Fiction. CALL ME WAITER is a memoir, with a few liberties taken, of poet and novelist Joseph Torra's twenty years as a waiter and "working the stick" (bartending) in and around Boston. Restaurant work was Torra's night job affording him the time to write his poems (Keeping Watching the Sky, After the Chinese) and his My Ground trilogy of novels. There are no celebrity chefs in Torra's book but plenty of adventures inside the kitchen, out on the restaurant floor and behind the bar. It is a book about one man's world of work. Now Torra can write Call Me Writer.
Torra was raised in a working class, Italian-American home in Somerville, Massachusetts. He was editor of the literary journal "lift". He has been a lecturer in creative writing at the University of Massachusetts, Boston.
Joe Torra's Call Me Waiter takes you behind the scenes of the unsung heroes of the hospitality business - waiters and bartenders. From the exhausting hours and frantic pace to insufferable customers and crazy bosses, Torra shows with a mixture of humor and pathos what it's like every day for those who tie on an apron in the countless eating and drinking establishments of America. Written in a straightforward style with some literary flourishes evocative of his other novels, Call Me Waiter brings to mind Anthony Bourdain's Kitchen Confidential and other similar tales of the grind of hard work. But he does it without self-pity, accepting the difficulties of the job as a fair trade-off for the freedom it provides to pursue life as a writer. With its many memorable characters and sobering insights into what drives them, Call Me Waiter is a sumptuous meal.

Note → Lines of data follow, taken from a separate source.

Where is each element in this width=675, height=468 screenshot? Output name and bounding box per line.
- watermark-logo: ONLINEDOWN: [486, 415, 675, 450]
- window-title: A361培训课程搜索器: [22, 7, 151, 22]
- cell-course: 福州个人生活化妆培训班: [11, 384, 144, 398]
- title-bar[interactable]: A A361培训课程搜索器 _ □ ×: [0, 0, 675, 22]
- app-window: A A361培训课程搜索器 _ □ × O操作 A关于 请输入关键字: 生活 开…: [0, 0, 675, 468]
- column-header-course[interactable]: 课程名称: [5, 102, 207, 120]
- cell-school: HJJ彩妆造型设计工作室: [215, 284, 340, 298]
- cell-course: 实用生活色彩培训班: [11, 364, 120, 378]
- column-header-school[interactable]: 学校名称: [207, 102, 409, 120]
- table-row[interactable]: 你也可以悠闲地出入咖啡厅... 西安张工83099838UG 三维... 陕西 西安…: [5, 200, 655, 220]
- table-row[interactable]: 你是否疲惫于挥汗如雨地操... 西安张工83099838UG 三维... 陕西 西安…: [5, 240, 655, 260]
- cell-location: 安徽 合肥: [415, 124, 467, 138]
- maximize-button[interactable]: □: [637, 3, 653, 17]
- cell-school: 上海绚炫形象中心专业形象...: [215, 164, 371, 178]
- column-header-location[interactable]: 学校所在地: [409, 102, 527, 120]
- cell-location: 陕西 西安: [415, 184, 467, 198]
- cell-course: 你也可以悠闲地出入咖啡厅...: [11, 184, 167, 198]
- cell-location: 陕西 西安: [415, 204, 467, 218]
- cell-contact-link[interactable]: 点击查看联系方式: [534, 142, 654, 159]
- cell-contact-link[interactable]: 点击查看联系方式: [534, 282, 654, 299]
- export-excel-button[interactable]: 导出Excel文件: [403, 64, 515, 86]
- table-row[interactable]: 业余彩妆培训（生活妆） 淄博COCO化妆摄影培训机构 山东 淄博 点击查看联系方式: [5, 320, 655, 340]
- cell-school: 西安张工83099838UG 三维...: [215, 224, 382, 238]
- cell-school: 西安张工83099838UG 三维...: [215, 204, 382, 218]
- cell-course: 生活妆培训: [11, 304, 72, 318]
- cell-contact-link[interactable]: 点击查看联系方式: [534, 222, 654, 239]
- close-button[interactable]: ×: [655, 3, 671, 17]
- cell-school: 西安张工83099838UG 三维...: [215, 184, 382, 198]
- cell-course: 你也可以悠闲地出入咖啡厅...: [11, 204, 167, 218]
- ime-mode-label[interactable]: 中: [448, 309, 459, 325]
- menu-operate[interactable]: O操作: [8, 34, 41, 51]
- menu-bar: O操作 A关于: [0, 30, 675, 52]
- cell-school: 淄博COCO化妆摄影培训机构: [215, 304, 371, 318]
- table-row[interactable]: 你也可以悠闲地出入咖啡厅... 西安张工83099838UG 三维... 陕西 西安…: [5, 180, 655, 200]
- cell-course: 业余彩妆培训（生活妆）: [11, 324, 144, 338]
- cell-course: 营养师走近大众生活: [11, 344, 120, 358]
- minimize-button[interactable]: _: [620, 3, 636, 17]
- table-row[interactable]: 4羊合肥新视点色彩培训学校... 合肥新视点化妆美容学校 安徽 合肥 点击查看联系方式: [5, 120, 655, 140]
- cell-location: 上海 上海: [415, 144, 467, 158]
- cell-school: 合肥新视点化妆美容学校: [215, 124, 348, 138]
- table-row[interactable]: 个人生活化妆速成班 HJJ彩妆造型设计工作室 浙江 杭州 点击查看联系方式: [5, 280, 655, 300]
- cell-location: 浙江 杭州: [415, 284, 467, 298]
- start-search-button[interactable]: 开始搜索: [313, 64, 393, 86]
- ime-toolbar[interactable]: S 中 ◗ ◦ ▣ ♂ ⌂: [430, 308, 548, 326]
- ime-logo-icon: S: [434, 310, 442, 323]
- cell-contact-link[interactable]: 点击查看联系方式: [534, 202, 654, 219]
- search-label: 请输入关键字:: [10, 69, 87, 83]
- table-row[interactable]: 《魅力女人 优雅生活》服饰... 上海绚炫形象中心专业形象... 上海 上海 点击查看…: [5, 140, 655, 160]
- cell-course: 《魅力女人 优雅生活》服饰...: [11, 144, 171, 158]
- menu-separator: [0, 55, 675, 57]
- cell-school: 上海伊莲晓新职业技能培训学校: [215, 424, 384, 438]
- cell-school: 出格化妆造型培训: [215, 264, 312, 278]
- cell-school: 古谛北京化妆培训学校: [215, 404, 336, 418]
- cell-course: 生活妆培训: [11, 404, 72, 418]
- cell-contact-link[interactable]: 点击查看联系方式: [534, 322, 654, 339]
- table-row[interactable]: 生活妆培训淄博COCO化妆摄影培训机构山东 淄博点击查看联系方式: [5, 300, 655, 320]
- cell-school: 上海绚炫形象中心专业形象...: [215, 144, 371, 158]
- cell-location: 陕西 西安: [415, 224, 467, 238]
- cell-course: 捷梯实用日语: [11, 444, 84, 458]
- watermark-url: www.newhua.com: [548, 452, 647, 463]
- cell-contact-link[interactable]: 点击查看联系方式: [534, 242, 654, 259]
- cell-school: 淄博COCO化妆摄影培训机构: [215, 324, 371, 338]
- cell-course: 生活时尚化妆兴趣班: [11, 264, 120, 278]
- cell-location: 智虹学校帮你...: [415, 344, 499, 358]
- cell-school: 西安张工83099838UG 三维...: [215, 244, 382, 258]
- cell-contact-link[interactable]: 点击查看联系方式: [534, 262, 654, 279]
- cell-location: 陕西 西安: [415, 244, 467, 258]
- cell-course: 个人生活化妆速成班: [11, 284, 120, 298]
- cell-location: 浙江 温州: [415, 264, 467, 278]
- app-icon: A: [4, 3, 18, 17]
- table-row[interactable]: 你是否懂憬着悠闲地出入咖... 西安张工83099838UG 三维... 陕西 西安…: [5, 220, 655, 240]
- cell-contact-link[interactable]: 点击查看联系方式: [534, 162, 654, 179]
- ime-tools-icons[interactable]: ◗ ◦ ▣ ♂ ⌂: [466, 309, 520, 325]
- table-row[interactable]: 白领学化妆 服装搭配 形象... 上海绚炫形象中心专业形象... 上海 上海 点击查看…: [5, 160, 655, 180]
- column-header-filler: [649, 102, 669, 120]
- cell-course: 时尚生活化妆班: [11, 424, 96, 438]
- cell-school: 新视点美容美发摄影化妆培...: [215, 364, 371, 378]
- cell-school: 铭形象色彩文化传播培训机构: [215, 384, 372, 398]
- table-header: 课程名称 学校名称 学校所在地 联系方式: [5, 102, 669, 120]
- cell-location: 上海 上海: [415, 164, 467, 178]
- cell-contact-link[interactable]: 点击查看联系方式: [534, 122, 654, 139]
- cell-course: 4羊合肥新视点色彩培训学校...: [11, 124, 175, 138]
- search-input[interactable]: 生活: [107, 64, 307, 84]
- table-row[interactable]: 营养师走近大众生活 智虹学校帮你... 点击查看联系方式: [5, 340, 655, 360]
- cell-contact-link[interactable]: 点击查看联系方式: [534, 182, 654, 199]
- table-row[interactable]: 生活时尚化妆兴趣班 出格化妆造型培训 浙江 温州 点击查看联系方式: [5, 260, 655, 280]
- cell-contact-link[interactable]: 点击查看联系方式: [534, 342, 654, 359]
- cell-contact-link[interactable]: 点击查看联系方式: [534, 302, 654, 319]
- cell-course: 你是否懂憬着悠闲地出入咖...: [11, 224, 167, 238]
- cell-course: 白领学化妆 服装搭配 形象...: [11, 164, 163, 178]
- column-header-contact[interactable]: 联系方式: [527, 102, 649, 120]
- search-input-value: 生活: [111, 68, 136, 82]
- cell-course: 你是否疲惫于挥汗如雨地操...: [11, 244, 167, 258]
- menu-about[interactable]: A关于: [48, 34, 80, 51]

I dug this. I wish had extra copies to give to friends who wait tables or tend bar. This is a very straight forward look at working the food trade. It is called a novel, but it is a memoir. It gave a sense of life for someone other than me, and to that, I am really happy. It was truthful and bitchy, such as the story that Scott Baio was a terrible person to wait on, very full of himself. Love that catty nonsense. But it also was good at the toll waiting tables has on a body. It was also a nice book about writing, because he waited tables because it allowed him to write. I bought this book on a whim, and I'm glad I did.